Tail Docking: A Welfare Issue?

With the recent publicity in the US regarding the tail docking of dairy cows, Charlotte Johnston, TheCattleSite junior editor speaks with industry representatives to find more about the practice.
calendar icon 1 March 2010
clock icon 4 minute read

Tail docking is a common practice in the US and is practiced in a number of other countries including New Zealand. However it has come under recent criticism from the public who conceive it as cruel and poor animal welfare.

Why is tail docking done?

Those who practice tail docking believe it helps with the hygiene of both cows and people working with cows. The removal of the lower portion of the tail reduces the potential to spread manure, and possibly pathogens, across the udder, says Chris Galen, National Milk Producers Federation in the US.

In New Zealand, the practice is managed by the Painful Husbandry Procedures Code of Welfare 2005 which says that tails can be removed to improve the comfort for milking personnel and enhance milking efficiency.

Tom Rabbetts, technical and policy advisor for the Royal Association of British Dairy Farmers believes the practice could be painful to the animal but more importantly can affect fly control. The natural movement of the tail prevents flies from settling on the animals reducing stress and disease.

Dr Gatz Riddell, Executive Vice President of the American Association of Bovine Practitioners says that removal of tails may also reduce one of the cows means of communication.

Is it necessary?

Mr Galen says that studies have not demonstrated an improvement in milk quality in cows that have been docked.

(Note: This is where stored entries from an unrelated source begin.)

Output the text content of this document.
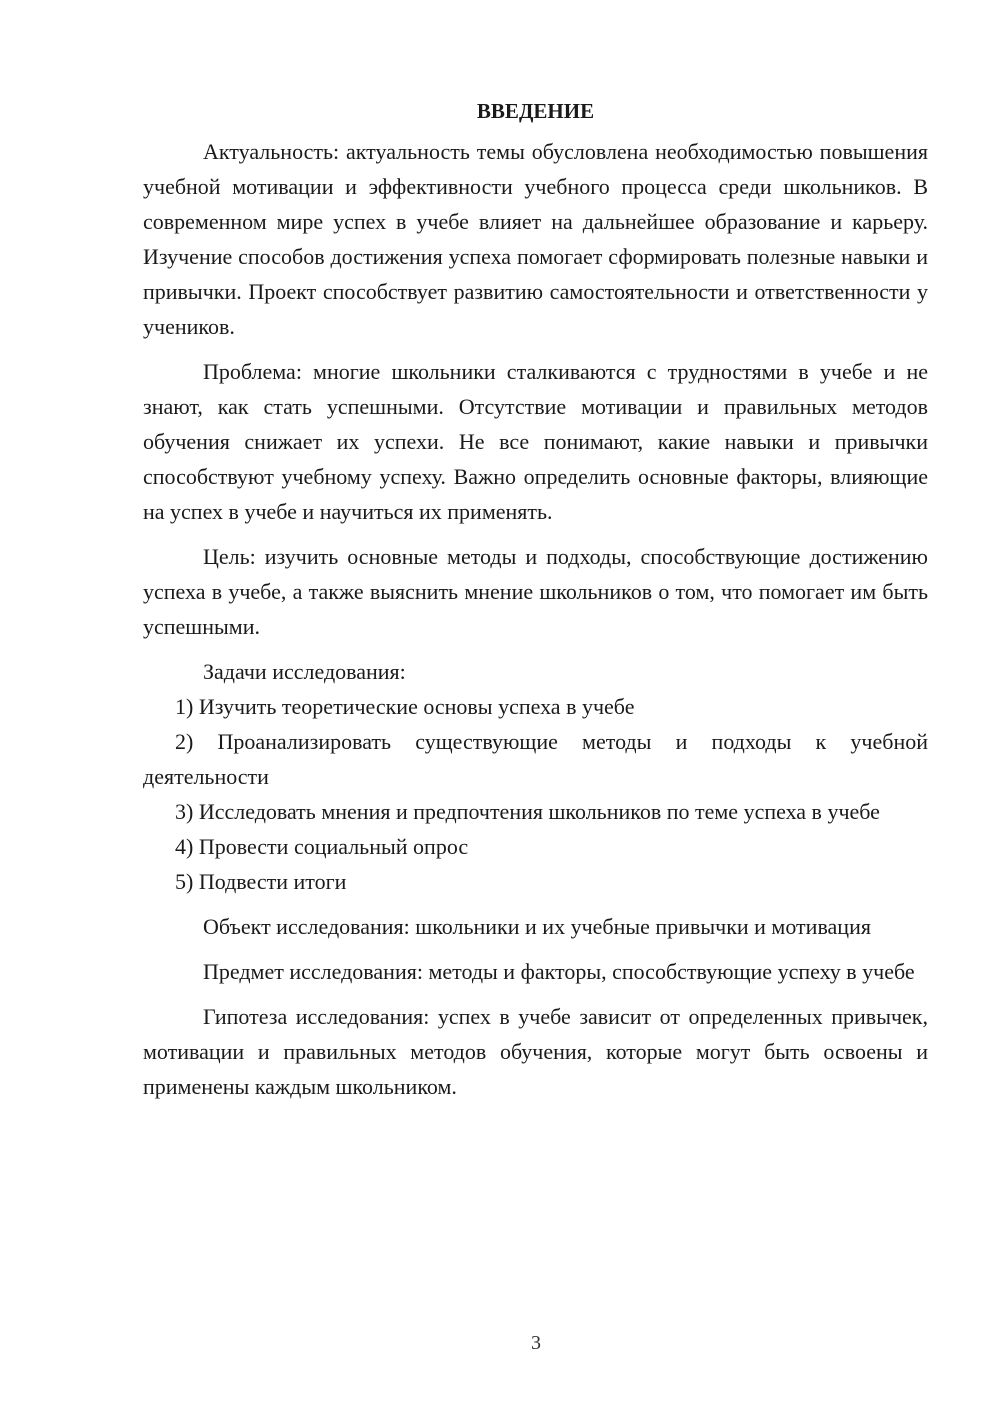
ВВЕДЕНИЕ

Актуальность: актуальность темы обусловлена необходимостью повышения учебной мотивации и эффективности учебного процесса среди школьников. В современном мире успех в учебе влияет на дальнейшее образование и карьеру. Изучение способов достижения успеха помогает сформировать полезные навыки и привычки. Проект способствует развитию самостоятельности и ответственности у учеников.

Проблема: многие школьники сталкиваются с трудностями в учебе и не знают, как стать успешными. Отсутствие мотивации и правильных методов обучения снижает их успехи. Не все понимают, какие навыки и привычки способствуют учебному успеху. Важно определить основные факторы, влияющие на успех в учебе и научиться их применять.

Цель: изучить основные методы и подходы, способствующие достижению успеха в учебе, а также выяснить мнение школьников о том, что помогает им быть успешными.

Задачи исследования:

1) Изучить теоретические основы успеха в учебе

2) Проанализировать существующие методы и подходы к учебной деятельности

3) Исследовать мнения и предпочтения школьников по теме успеха в учебе

4) Провести социальный опрос

5) Подвести итоги

Объект исследования: школьники и их учебные привычки и мотивация

Предмет исследования: методы и факторы, способствующие успеху в учебе

Гипотеза исследования: успех в учебе зависит от определенных привычек, мотивации и правильных методов обучения, которые могут быть освоены и применены каждым школьником.

3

Obviously, some farmers believe it improves cow cleanliness, and helps with the hygiene and safety of their workers.

Dr Riddell says that there does not appear to be any supporting scientific research that demonstrates there is a benefit to the animal.

Lachlan McKenzie, Federated Farmers Dairy Chairperson says that Federated Farmers do not consider the practice necessary unless there is a genuine animal welfare consideration at stake.

How is it done?

Mr Galen says that the most common practice in the US is an elastrator band which is placed on the tail to constrict the blood flow and causes the end of the tail to atrophy and fall off.

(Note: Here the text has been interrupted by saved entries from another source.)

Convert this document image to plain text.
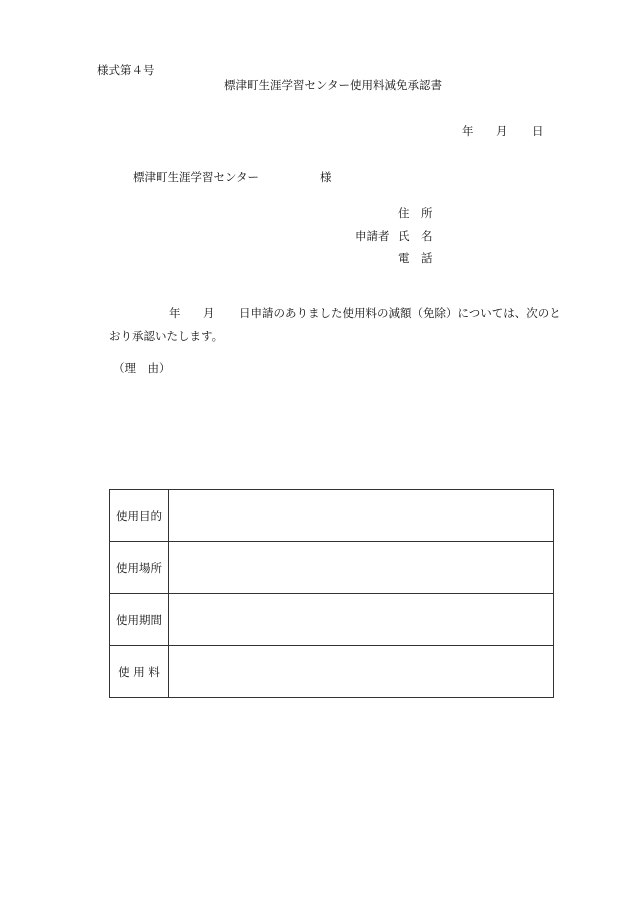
様式第４号
標津町生涯学習センター使用料減免承認書
年 月 日
標津町生涯学習センター	様
住　所
申請者 氏　名
電　話
年 月 日申請のありました使用料の減額（免除）については、次のと
おり承認いたします。
（理　由）
使用目的	
使用場所	
使用期間	
使 用 料	
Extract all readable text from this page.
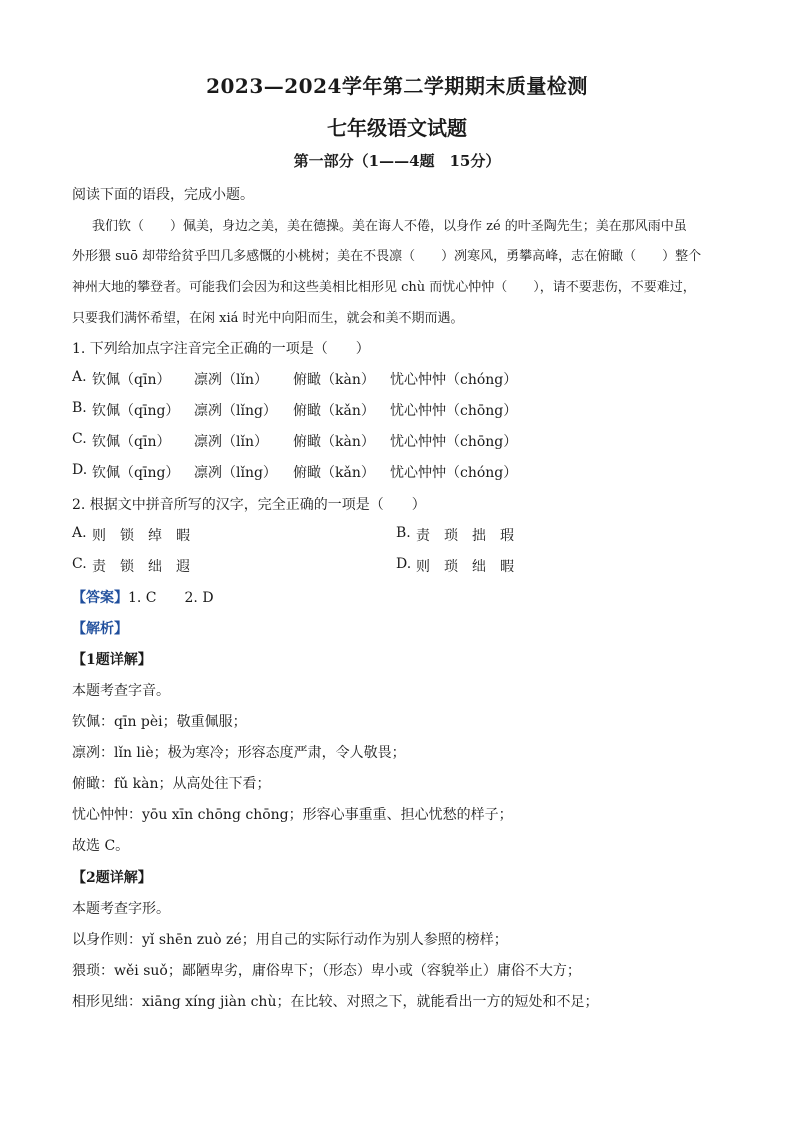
2023—2024学年第二学期期末质量检测
七年级语文试题
第一部分（1——4题　15分）
阅读下面的语段，完成小题。
我们钦（　　）佩美，身边之美，美在德操。美在诲人不倦，以身作 zé 的叶圣陶先生；美在那风雨中虽
外形猥 suō 却带给贫乎凹几多感慨的小桃树；美在不畏凛（　　）冽寒风，勇攀高峰，志在俯瞰（　　）整个
神州大地的攀登者。可能我们会因为和这些美相比相形见 chù 而忧心忡忡（　　），请不要悲伤，不要难过，
只要我们满怀希望，在闲 xiá 时光中向阳而生，就会和美不期而遇。
1. 下列给加点字注音完全正确的一项是（　　）
A. 钦佩（qīn） 凛冽（lǐn） 俯瞰（kàn） 忧心忡忡（chóng）
B. 钦佩（qīng） 凛冽（lǐng） 俯瞰（kǎn） 忧心忡忡（chōng）
C. 钦佩（qīn） 凛冽（lǐn） 俯瞰（kàn） 忧心忡忡（chōng）
D. 钦佩（qīng） 凛冽（lǐng） 俯瞰（kǎn） 忧心忡忡（chóng）
2. 根据文中拼音所写的汉字，完全正确的一项是（　　）
A. 则　锁　绰　暇	B. 责　琐　拙　瑕
C. 责　锁　绌　遐	D. 则　琐　绌　暇
【答案】1. C　　2. D
【解析】
【1题详解】
本题考查字音。
钦佩：qīn pèi；敬重佩服；
凛冽：lǐn liè；极为寒冷；形容态度严肃，令人敬畏；
俯瞰：fǔ kàn；从高处往下看；
忧心忡忡：yōu xīn chōng chōng；形容心事重重、担心忧愁的样子；
故选 C。
【2题详解】
本题考查字形。
以身作则：yǐ shēn zuò zé；用自己的实际行动作为别人参照的榜样；
猥琐：wěi suǒ；鄙陋卑劣，庸俗卑下；（形态）卑小或（容貌举止）庸俗不大方；
相形见绌：xiāng xíng jiàn chù；在比较、对照之下，就能看出一方的短处和不足；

In New Zealand the Painful Husbandry Procedures Code of Welfare 2005 requires a Veterinary surgeon to either conduct or oversee the procedure. The Painful Husbandry Procedures Code of Welfare 2005 also states that only the last two vertebra can be taken. To view the code click here.

Is there any legislation regarding it?

As mentioned above in New Zealand, the Painful Husbandry Procedures Code of Welfare 2005 monitors the practice. There are no age requirements in the Code.

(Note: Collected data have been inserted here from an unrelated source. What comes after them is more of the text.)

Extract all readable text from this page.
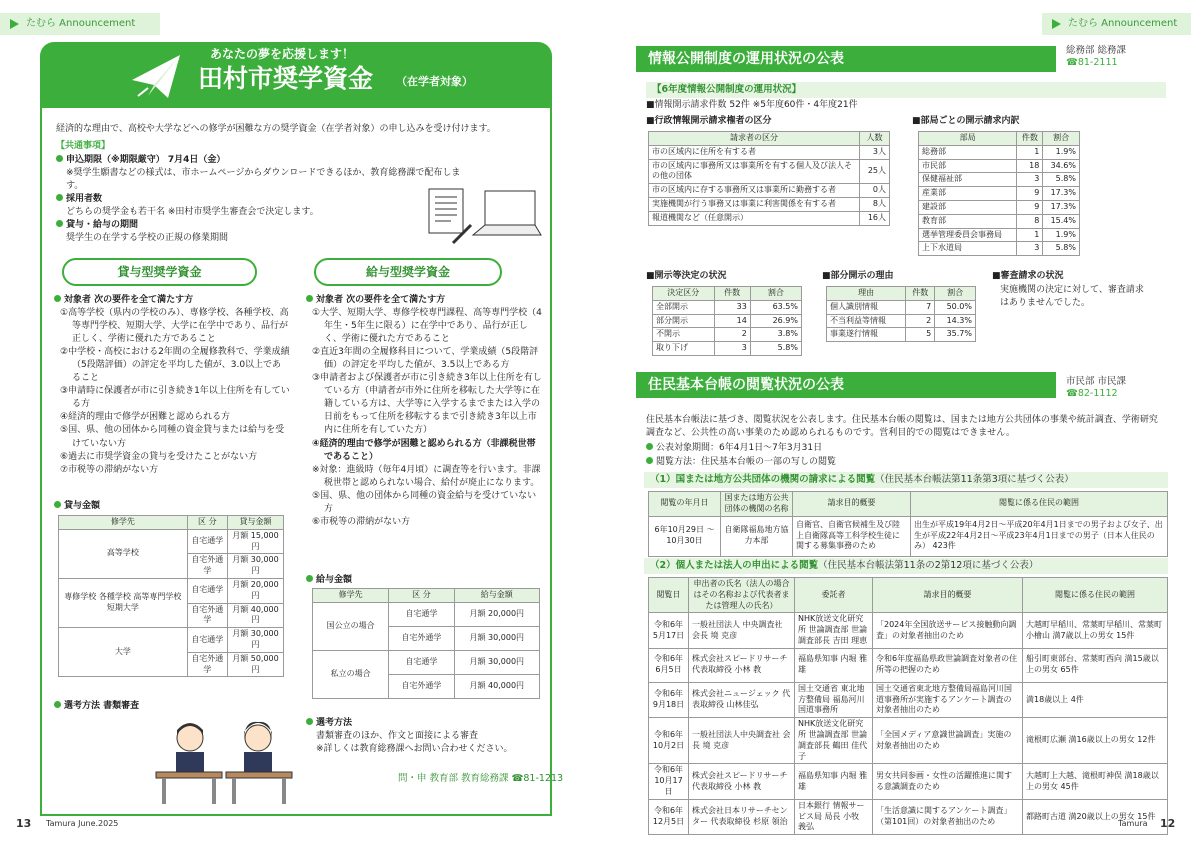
たむら Announcement
あなたの夢を応援します！
田村市奨学資金 （在学者対象）
経済的な理由で、高校や大学などへの修学が困難な方の奨学資金（在学者対象）の申し込みを受け付けます。
【共通事項】
申込期限（※期限厳守） 7月4日（金）
※奨学生願書などの様式は、市ホームページからダウンロードできるほか、教育総務課で配布します。
採用者数
どちらの奨学金も若干名 ※田村市奨学生審査会で決定します。
貸与・給与の期間
奨学生の在学する学校の正規の修業期間
貸与型奨学資金	給与型奨学資金
対象者 次の要件を全て満たす方
①高等学校（県内の学校のみ）、専修学校、各種学校、高等専門学校、短期大学、大学に在学中であり、品行が正しく、学術に優れた方であること
②中学校・高校における2年間の全履修教科で、学業成績（5段階評価）の評定を平均した値が、3.0以上であること
③申請時に保護者が市に引き続き1年以上住所を有している方
④経済的理由で修学が困難と認められる方
⑤国、県、他の団体から同種の資金貸与または給与を受けていない方
⑥過去に市奨学資金の貸与を受けたことがない方
⑦市税等の滞納がない方
貸与金額
修学先	区 分	貸与金額
高等学校	自宅通学	月額 15,000円
	自宅外通学	月額 30,000円
専修学校 各種学校 高等専門学校 短期大学	自宅通学	月額 20,000円
	自宅外通学	月額 40,000円
大学	自宅通学	月額 30,000円
	自宅外通学	月額 50,000円
選考方法 書類審査
対象者 次の要件を全て満たす方
①大学、短期大学、専修学校専門課程、高等専門学校（4年生・5年生に限る）に在学中であり、品行が正しく、学術に優れた方であること
②直近3年間の全履修科目について、学業成績（5段階評価）の評定を平均した値が、3.5以上である方
③申請者および保護者が市に引き続き3年以上住所を有している方（申請者が市外に住所を移転した大学等に在籍している方は、大学等に入学するまでまたは入学の日前をもって住所を移転するまで引き続き3年以上市内に住所を有していた方）
④経済的理由で修学が困難と認められる方（非課税世帯であること）
※対象：進級時（毎年4月頃）に調査等を行います。非課税世帯と認められない場合、給付が廃止になります。
⑤国、県、他の団体から同種の資金給与を受けていない方
⑥市税等の滞納がない方
給与金額
修学先	区 分	給与金額
国公立の場合	自宅通学	月額 20,000円
	自宅外通学	月額 30,000円
私立の場合	自宅通学	月額 30,000円
	自宅外通学	月額 40,000円
選考方法
書類審査のほか、作文と面接による審査
※詳しくは教育総務課へお問い合わせください。
問・申 教育部 教育総務課 ☎81-1213
13 Tamura June.2025
たむら Announcement
情報公開制度の運用状況の公表
総務部 総務課
☎81-2111
【6年度情報公開制度の運用状況】
■情報開示請求件数 52件 ※5年度60件・4年度21件
■行政情報開示請求権者の区分
請求者の区分	人数
市の区域内に住所を有する者	3人
市の区域内に事務所又は事業所を有する個人及び法人その他の団体	25人
市の区域内に存する事務所又は事業所に勤務する者	0人
実施機関が行う事務又は事業に利害関係を有する者	8人
報道機関など（任意開示）	16人
■部局ごとの開示請求内訳
部局	件数	割合
総務部	1	1.9%
市民部	18	34.6%
保健福祉部	3	5.8%
産業部	9	17.3%
建設部	9	17.3%
教育部	8	15.4%
選挙管理委員会事務局	1	1.9%
上下水道局	3	5.8%
■開示等決定の状況
決定区分	件数	割合
全部開示	33	63.5%
部分開示	14	26.9%
不開示	2	3.8%
取り下げ	3	5.8%
■部分開示の理由
理由	件数	割合
個人識別情報	7	50.0%
不当利益等情報	2	14.3%
事業遂行情報	5	35.7%
■審査請求の状況
実施機関の決定に対して、審査請求はありませんでした。
住民基本台帳の閲覧状況の公表	市民部 市民課
☎82-1112
住民基本台帳法に基づき、閲覧状況を公表します。住民基本台帳の閲覧は、国または地方公共団体の事業や統計調査、学術研究調査など、公共性の高い事業のため認められるものです。営利目的での閲覧はできません。
公表対象期間：6年4月1日～7年3月31日
閲覧方法：住民基本台帳の一部の写しの閲覧
（1）国または地方公共団体の機関の請求による閲覧（住民基本台帳法第11条第3項に基づく公表）
閲覧の年月日	国または地方公共団体の機関の名称	請求目的概要	閲覧に係る住民の範囲
6年10月29日 ～10月30日	自衛隊福島地方協力本部	自衛官、自衛官候補生及び陸上自衛隊高等工科学校生徒に関する募集事務のため	出生が平成19年4月2日～平成20年4月1日までの男子および女子、出生が平成22年4月2日～平成23年4月1日までの男子（日本人住民のみ） 423件
（2）個人または法人の申出による閲覧（住民基本台帳法第11条の2第12項に基づく公表）
閲覧日	申出者の氏名（法人の場合はその名称および代表者または管理人の氏名）	委託者	請求目的概要	閲覧に係る住民の範囲
令和6年5月17日	一般社団法人 中央調査社 会長 境 克彦	NHK放送文化研究所 世論調査部 世論調査部長 吉田 理恵	「2024年全国放送サービス接触動向調査」の対象者抽出のため	大越町早稲川、常葉町早稲川、常葉町小檜山 満7歳以上の男女 15件
令和6年6月5日	株式会社スピードリサーチ 代表取締役 小林 教	福島県知事 内堀 雅雄	令和6年度福島県政世論調査対象者の住所等の把握のため	船引町東部台、常葉町西向 満15歳以上の男女 65件
令和6年9月18日	株式会社ニュージェック 代表取締役 山林佳弘	国土交通省 東北地方整備局 福島河川国道事務所	国土交通省東北地方整備局福島河川国道事務所が実施するアンケート調査の対象者抽出のため	満18歳以上 4件
令和6年10月2日	一般社団法人中央調査社 会長 境 克彦	NHK放送文化研究所 世論調査部 世論調査部長 鶴田 佳代子	「全国メディア意識世論調査」実施の対象者抽出のため	滝根町広瀬 満16歳以上の男女 12件
令和6年10月17日	株式会社スピードリサーチ 代表取締役 小林 教	福島県知事 内堀 雅雄	男女共同参画・女性の活躍推進に関する意識調査のため	大越町上大越、滝根町神俣 満18歳以上の男女 45件
令和6年12月5日	株式会社日本リサーチセンター 代表取締役 杉原 領治	日本銀行 情報サービス局 局長 小牧 義弘	「生活意識に関するアンケート調査」（第101回）の対象者抽出のため	都路町古道 満20歳以上の男女 15件
Tamura 12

In the US, there is no federal legislation regarding it. Mr Galen says it is typically done in the calf's first few months of life. California has recently passed a law prohibiting the practice starting in 2011.

The practice is also banned in the UK (since 1982) and a number of other European countries. It is allowed in some Australian territories but illegal in Queensland, South Australia and the Northern Territory.

How common is it?

A USDA study done in 2002 found that about 50 per cent of US farmers dock none of their cows' tails.

Of the remainder 16 per cent dock all and the remaining third dock some, but not all.

On a volume basis the same study found that one-third of US dairy cows had docked tails. The practice appeared most common on medium-sized dairy farms.

It is not a common practice in New Zealand these days. That said, closely docked cows can still be seen in New Zealand, says Mr McKenzie.

Mr McKenzie said the procedure is not practiced on his farm nor any other farms he knows of.


Federated Farmers of New Zealand only support tail docking if there is a genuine animal welfare consideration at stake.

Whilst the public's opinion on tail docking has not gauged, Mr Mckenzie feels that seeing the Federation, aside from pure animal welfare considerations, finds it an arcane practice, he is certain the public would not warm to it.

The American Association of Bovine Practitioners is not aware of sufficient scientific evidence in the literature to support tail docking in cattle. However, if tail docking is deemed as necessary for proper care and management of production animals in certain conditions, veterinarians should counsel clients on proper procedures, benefits, and risks.

Dr Riddell says that by and large, the average urban dwelling citizen that has been presented with worst case scenarios and inflammatory descriptions by animal rights organisations is opposed. For those that take the time to understand the potential value in reduced eye injuries and health problems to dairy farm workers in addition to the cleanliness issue can understand the use of humanely performed tail docking.

Mr Galen says that the National Milk Producers Federation does not have a policy on it, however the National Dairy FARM Programme does not recommend tail docking.